FL Entertainment is satisfied with the results of its wagering and gaming branch in the first half of the year. Income from the online sports wagering and gaming branch reached €489.3 million, a rise of 23.3% compared to the same period last year.
FL Entertainment’s online sports wagering and gaming branch is managed by Betclic Everest Group, which owns Bet-at-home.com and Betclic, aimed at the German market.
The company’s total income for the six-month period was €1.92 billion, an increase of 6.8% compared to the same period last year. Content production and distribution income was €1.43 billion.
FL Entertainment CEO Francois Riahi stated that the rise in total income was driven by an increase in active users in the online sports wagering and gaming branch, as well as FL Entertainment’s business model.
“We have achieved outstanding half-year results, showcasing the strength of our diverse and complementary business model, as well as the creativity and adaptability of our team,” Riahi stated.
“Our online sports wagering and gaming business has maintained double-digit income growth across all activities, driven by an increase in active users, as well as our geographic and product variety.”
Sports wagering and gaming branch
Sports wagering income accounted for the majority of the sports wagering and gaming branch’s total income, at €389.2 million.
Nevertheless, the gambling division experienced the most notable revenue surge, climbing by 40.5% to €65.4 million.
Poker earnings amounted to €28.6 million, while horse racing wagering revenue reached €6.1 million.
This expansion was attributed to “an expanding player base, product enhancements, and favorable sports betting margins.”
FL Entertainment highlighted that the count of unique active players in the initial six months of the year climbed by 36.0%.
Profit for the First Half
Examining total expenditures for the six-month period, external costs amounted to €993.5 million, up from €861.3 million. FL Entertainment attributed this to increased gaming levies, consistent with the upward trend in sports wagering and online gaming activity.
Personnel costs totaled €679.1 million, while depreciation and amortization expenses reached €60.3 million. Other operational expenses attained €26.7 million. Operating income was €5.7 million.
Considering this, operating profit for the period was €169.4 million, down 0.6%.
Other expenses – encompassing net debt and other costs – totaled €147 million. Following a net profit share in associated companies and joint ventures of €1.3 million, profit before taxation was €21.1 million.
After an income tax expense of €9.5 million, net profit for the six months was €11.6 million, €29.8 million higher than in the initial half of 2022.

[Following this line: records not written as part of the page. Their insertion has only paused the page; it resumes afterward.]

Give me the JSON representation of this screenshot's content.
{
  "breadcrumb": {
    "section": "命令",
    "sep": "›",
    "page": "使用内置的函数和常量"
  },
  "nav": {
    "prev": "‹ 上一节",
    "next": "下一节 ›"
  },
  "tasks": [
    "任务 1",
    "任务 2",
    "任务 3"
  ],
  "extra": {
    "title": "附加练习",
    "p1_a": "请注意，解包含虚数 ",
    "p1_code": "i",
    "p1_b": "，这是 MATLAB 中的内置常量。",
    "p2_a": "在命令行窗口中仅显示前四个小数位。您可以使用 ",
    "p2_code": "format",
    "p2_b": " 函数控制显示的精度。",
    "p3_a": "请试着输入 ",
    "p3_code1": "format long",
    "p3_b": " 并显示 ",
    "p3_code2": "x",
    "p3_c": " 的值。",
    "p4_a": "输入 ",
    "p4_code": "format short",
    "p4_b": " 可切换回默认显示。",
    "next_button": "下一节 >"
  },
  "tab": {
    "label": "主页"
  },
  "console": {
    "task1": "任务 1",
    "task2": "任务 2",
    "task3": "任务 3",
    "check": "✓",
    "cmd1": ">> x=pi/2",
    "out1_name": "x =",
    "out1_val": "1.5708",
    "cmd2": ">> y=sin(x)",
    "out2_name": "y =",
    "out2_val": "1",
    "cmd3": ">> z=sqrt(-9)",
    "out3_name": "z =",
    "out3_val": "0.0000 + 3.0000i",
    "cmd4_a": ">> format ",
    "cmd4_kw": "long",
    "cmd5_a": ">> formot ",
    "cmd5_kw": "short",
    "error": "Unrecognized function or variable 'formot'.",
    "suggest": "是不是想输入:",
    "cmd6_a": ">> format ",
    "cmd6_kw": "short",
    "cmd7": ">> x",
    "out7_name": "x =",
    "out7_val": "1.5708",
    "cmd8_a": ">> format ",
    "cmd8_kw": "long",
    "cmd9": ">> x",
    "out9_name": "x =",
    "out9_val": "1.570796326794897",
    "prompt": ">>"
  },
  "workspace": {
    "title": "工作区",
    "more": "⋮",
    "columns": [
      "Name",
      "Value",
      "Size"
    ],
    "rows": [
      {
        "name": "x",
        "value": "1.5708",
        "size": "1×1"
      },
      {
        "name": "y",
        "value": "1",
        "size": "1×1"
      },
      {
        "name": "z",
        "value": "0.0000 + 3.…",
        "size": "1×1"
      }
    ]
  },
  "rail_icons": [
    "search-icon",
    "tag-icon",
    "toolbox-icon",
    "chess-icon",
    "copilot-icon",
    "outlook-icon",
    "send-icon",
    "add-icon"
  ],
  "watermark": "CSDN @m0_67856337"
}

Adjusted earnings before interest, taxes, depreciation and amortization (EBITDA) reached €327.3 million, up 8.8%.
By Geographic Area
By geographic area, FL Entertainment generated the majority of its revenue – €1.47 billion – from Europe. US operations accounted for €251 million.
The European continent produced €201 million in income, while the remainder of the globe contributed €8 million.
Online sports wagering and gaming alone generated €471.1 million in Europe, while the rest of the globe brought in €18.2 million. The United States market did not record any income in this sector.
Earlier this week, FL Entertainment’s Bet-at-home disclosed that its total gaming income for the initial six months of the year decreased by 9.3%.
FL Entertainment highlighted that Bet-at-home’s operations have been halted in specific regions. The decision to withdraw from certain markets has been developing for the past two years, with Bet-at-home announcing its departure from the Austrian market in 2021.
During this period, Bet-at-home also withdrew from the Maltese market and was suspended by the United Kingdom Gambling Commission.